What aspects of your supplier relationships do you value the most?
We do value the flexibility of a supplier in terms of reactivity and customisation when at the design stage. What matters during construction is their ability to provide local site support and demonstrate a strong problem-solving attitude. We appreciate suppliers visiting our studio with innovative solutions on a regular basis. Technology is improving fast: we always want higher efficiency and low power consumption. We look for miniaturised lighting fixtures with intensive optics – only few suppliers can perform in this segment.
Do you have specific supplier brands in mind when creating lighting design?
Though there are universal fixtures that could be used across projects, specification depends on the individual project. At Baseline Lighting Design Studio, we make it a point of honour to design to budget. It is only once we understand the intent and budget of our client for a given project that we start designing. When developing a plan, we can pick suppliers that we know would meet both technical and budget criteria. We always have several suppliers in mind when creating lighting design, as some European and international suppliers are setting trends with unique solutions. According to the client’s exigence and budget we can decide at an early design stage to use international or local (China, Vietnam, Thailand) suppliers.

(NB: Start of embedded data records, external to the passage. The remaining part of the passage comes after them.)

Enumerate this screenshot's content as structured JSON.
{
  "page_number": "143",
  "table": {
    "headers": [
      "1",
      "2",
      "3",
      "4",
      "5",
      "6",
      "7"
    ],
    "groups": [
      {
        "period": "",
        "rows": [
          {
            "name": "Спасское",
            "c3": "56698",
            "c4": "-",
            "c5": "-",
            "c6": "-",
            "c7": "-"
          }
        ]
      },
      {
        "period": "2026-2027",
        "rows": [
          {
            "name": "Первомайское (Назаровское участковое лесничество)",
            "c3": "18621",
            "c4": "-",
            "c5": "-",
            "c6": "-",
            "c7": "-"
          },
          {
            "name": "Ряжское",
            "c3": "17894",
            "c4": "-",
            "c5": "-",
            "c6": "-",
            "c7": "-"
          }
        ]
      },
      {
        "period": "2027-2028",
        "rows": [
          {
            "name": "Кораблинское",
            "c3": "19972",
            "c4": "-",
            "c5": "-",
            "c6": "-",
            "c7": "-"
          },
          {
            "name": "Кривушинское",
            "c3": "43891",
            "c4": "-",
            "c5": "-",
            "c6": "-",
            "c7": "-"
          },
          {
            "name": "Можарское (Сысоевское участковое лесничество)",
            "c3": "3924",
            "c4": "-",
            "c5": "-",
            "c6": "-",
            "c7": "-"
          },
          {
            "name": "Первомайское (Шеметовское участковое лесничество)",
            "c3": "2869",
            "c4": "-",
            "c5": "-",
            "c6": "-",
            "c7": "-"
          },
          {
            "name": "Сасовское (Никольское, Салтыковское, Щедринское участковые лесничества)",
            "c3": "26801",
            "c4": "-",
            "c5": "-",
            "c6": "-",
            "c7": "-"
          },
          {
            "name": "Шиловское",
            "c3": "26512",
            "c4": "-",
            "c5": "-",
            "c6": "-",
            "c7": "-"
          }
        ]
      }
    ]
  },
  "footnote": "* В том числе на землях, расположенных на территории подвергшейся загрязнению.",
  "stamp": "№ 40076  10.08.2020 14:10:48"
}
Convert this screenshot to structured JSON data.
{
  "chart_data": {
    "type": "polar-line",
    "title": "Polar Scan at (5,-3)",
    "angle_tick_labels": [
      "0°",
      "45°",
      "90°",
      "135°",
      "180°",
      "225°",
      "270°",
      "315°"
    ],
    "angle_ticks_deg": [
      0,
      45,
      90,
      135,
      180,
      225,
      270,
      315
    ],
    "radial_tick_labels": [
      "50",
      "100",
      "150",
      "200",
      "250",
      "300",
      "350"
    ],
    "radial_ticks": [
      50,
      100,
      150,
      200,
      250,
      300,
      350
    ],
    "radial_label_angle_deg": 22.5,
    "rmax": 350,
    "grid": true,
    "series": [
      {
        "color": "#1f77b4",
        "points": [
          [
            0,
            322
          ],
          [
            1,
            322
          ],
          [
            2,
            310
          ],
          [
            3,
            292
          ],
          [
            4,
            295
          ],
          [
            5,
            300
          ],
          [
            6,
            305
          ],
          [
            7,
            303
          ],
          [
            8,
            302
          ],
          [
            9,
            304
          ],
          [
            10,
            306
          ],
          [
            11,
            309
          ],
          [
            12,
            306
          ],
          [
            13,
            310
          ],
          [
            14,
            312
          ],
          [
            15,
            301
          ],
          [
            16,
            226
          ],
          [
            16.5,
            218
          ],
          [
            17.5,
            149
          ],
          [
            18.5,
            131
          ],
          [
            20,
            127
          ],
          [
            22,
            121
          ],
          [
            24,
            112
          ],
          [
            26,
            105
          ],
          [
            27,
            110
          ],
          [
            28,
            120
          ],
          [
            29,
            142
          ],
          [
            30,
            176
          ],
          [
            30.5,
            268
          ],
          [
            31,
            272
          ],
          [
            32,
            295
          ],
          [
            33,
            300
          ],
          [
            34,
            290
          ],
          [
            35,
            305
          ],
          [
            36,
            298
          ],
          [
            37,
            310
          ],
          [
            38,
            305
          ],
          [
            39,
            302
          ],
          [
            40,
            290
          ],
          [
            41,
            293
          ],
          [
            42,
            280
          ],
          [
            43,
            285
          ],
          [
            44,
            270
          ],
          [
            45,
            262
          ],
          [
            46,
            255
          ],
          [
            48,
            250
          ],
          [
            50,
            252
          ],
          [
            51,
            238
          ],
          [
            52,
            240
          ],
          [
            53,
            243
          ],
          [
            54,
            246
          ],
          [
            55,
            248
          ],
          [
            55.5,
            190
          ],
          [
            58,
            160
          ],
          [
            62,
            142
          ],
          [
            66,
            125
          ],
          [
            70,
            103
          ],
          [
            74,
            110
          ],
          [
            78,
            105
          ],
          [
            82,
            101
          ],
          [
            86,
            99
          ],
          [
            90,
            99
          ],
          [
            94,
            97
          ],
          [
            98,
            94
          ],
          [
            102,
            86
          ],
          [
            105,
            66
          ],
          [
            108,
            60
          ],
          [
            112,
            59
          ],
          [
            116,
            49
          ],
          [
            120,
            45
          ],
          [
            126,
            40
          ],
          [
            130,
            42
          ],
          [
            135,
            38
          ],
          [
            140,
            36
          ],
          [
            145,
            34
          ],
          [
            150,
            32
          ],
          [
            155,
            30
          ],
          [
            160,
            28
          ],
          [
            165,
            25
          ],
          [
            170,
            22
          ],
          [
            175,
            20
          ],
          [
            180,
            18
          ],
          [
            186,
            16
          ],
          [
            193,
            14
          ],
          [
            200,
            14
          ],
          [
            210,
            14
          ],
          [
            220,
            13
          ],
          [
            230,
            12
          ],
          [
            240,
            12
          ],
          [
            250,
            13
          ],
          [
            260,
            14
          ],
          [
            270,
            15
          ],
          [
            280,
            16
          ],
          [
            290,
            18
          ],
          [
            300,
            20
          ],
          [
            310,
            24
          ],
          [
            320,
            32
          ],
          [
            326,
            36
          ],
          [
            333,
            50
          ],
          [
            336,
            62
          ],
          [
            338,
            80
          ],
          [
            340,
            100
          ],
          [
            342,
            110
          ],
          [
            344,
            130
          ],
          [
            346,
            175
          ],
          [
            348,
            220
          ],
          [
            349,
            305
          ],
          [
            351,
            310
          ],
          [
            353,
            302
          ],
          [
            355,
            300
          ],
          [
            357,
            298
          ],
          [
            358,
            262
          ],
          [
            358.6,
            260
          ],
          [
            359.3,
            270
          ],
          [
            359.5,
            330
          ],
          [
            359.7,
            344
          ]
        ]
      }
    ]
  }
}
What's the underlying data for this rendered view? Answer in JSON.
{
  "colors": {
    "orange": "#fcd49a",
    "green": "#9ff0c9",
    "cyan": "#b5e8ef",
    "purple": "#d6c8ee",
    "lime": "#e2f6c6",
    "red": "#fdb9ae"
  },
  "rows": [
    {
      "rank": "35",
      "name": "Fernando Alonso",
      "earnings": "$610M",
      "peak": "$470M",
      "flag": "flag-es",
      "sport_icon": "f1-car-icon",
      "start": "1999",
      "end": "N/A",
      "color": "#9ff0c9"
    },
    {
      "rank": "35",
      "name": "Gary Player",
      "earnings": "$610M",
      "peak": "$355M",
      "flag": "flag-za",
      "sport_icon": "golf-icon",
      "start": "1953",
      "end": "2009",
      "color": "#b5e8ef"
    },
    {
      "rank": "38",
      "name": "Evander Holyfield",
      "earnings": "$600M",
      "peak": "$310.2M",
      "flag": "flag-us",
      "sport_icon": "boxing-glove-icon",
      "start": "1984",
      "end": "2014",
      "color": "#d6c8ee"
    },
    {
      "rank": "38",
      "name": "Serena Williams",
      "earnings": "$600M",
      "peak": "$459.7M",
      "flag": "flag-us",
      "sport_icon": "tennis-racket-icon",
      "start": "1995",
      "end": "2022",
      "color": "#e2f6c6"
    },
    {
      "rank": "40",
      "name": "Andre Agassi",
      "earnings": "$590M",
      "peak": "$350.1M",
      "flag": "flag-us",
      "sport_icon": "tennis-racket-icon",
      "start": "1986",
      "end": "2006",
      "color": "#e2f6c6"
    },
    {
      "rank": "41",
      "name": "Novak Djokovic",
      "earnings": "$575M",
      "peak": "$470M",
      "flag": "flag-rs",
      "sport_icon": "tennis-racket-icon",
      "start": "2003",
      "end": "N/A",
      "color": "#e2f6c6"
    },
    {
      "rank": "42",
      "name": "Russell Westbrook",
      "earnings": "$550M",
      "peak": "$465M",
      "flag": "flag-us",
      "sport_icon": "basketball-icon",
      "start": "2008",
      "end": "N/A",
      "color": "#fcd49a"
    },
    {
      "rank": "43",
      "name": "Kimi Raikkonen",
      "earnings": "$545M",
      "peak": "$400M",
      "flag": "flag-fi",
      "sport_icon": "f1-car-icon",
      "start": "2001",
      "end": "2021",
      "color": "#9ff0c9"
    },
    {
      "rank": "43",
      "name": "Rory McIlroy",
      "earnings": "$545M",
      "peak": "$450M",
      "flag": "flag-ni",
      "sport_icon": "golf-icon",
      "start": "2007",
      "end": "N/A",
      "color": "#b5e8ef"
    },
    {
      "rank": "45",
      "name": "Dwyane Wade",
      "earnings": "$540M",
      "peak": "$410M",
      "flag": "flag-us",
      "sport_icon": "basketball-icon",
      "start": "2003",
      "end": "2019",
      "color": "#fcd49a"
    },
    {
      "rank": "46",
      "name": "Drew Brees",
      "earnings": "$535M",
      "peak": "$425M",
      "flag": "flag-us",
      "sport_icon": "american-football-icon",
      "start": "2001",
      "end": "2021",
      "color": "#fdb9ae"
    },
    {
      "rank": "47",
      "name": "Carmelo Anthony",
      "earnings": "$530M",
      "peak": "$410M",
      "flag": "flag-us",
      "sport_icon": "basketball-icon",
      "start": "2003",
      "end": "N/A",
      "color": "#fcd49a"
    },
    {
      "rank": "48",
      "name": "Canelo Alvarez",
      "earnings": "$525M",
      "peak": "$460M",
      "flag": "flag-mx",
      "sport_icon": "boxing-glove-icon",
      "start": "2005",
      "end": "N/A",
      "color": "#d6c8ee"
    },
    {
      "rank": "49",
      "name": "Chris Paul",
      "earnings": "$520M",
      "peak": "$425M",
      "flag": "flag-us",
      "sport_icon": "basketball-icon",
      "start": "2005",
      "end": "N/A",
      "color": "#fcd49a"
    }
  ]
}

What would your dream hotel look like?
My dream hotel would look like an eco-resort which engenders a unique feeling of well-being and love.
It would have a combination of tranquillity and simplicity that is both addictive and inspiring, reminding us of the magic of experiencing more with less, in an immaculate natural environment. The hotel would be surrounded by trees and plants close to a beach. The location matters to access a sense of paradise.
The owner and designers would have put much attention into igniting our senses through design, perfume, light, acoustic, and music to create a place where the service is both exclusive and discrete. The design spirit would be based on combining modern simple elements with natural local materials, and integration with nature would be at the design’s forefront. At night the light would add a magical feel to the space. As an example of style, I like the work of architect Migual Câncio Martins on Sublime Comporta.